5º - Que os pregadores chamados e autorizados por Calvino, e até o próprio Calvino, que juntamente com seus falsos profetas não cessavam de declamar contra a imortalidade e os abusos do clero romano, tiveram desde os princípios da Reforma costumes tão depravados, que causariam repugnância à plebe das mais licenciosas cidades. Daqui o provérbio de que ninguém se converte ao protestantismo para tornar-se melhor.
E de fato, não se podia esperar outros frutos de uma doutrina que sustenta: Que as boas obras são inúteis; que é impossível a virtude cristã e meritória; que o homem carece do livre arbítrio; que obra o mal por necessidade; que está fatalmente predestinado ao inferno, sem consideração às suas obras boas ou más, etc., etc.
6º - Que as declamações de Calvino e de seus partidários tiveram por efeito imediato precipitar a Genebra em um abismo tão profundo de desregramento e confusão, que os ódios, as vinganças, as sedições e todo o gênero de revoltas tornaram-se comuns no país.
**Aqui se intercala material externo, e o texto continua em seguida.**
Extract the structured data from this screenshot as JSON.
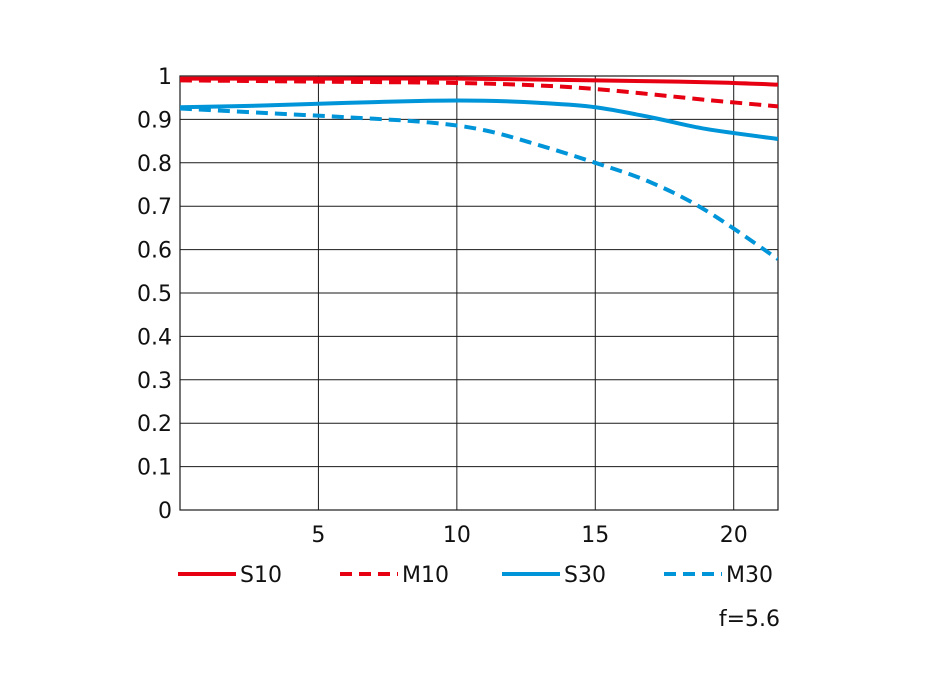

Tais são, em resumo, as consequências que deduz este autor protestante na obra que publicou por ocasião do aniversário da morte de Calvino.
A estes acontecimentos biográficos, que muitos protestantes contemporâneos e adeptos a Calvino nos deixaram, acrescentamos um fato notabilíssimo concernente aos seus milagres, contado por seus próprios partidários [1]. Provocado e impelido pelos católicos a provar sua missão por meio de milagres, como fizeram os apóstolos, Calvino resolveu responder imprudentemente a este desafio tentando ressuscitar um morto. Um homem chamado Bruleus, que havia abandonado seu país natal para estabelecer-se em Genebra e que, encontrando-se em grande miséria, desejava conciliar-se à benevolência de Calvino e obter por este meio algumas das esmolas que o reformador distribuía, proporcionou uma ocasião propícia para que o prodigioso milagre fosse realizado. Calvino, desde então, prometeu-lhe ajuda, sob a condição de que ele e sua mulher se submetessem a servi-lo de instrumento em um assunto que exigia demasiada prudência e confiança.
Bruleus, vendo-se obrigado pela miséria, não havendo outra saída, aceitou estas condições, e para agradar o reformador, teve de fingir-se enfermo. Os ministros lhe encomendaram às orações e à caridade dos fiéis, porém a enfermidade foi-se agravando, e Bruleus desempenhou maravilhosamente seu papel, fingindo-se de morto. Avisado sigilosamente, Calvino saiu com o pretexto de ir passear, acompanhado de um grande número de amigos, que seriam as testemunhas do milagre. Dirigiu-se então, aparentemente de forma casual, até o local onde jazia o fingido defunto.
Os gritos e lamentos de uma mulher, que com o maior desespero arrancava os cabelos, chamou a atenção de Calvino, que lhe dirige algumas palavras e depois caminha com ela à casa, onde encontra Bruleus fingindo-se de morto. Calvino, com todo o seu séquito, cai de joelhos ante o leito de morte. Roga a Deus em voz alta que se digne fazer ostentação de seu poder, devolvendo a vida àquele homem, e que manifestasse sua glória aos olhos de todo o povo, provando com este prodígio a missão de reformar sua Igreja, que havia confiado a Calvino.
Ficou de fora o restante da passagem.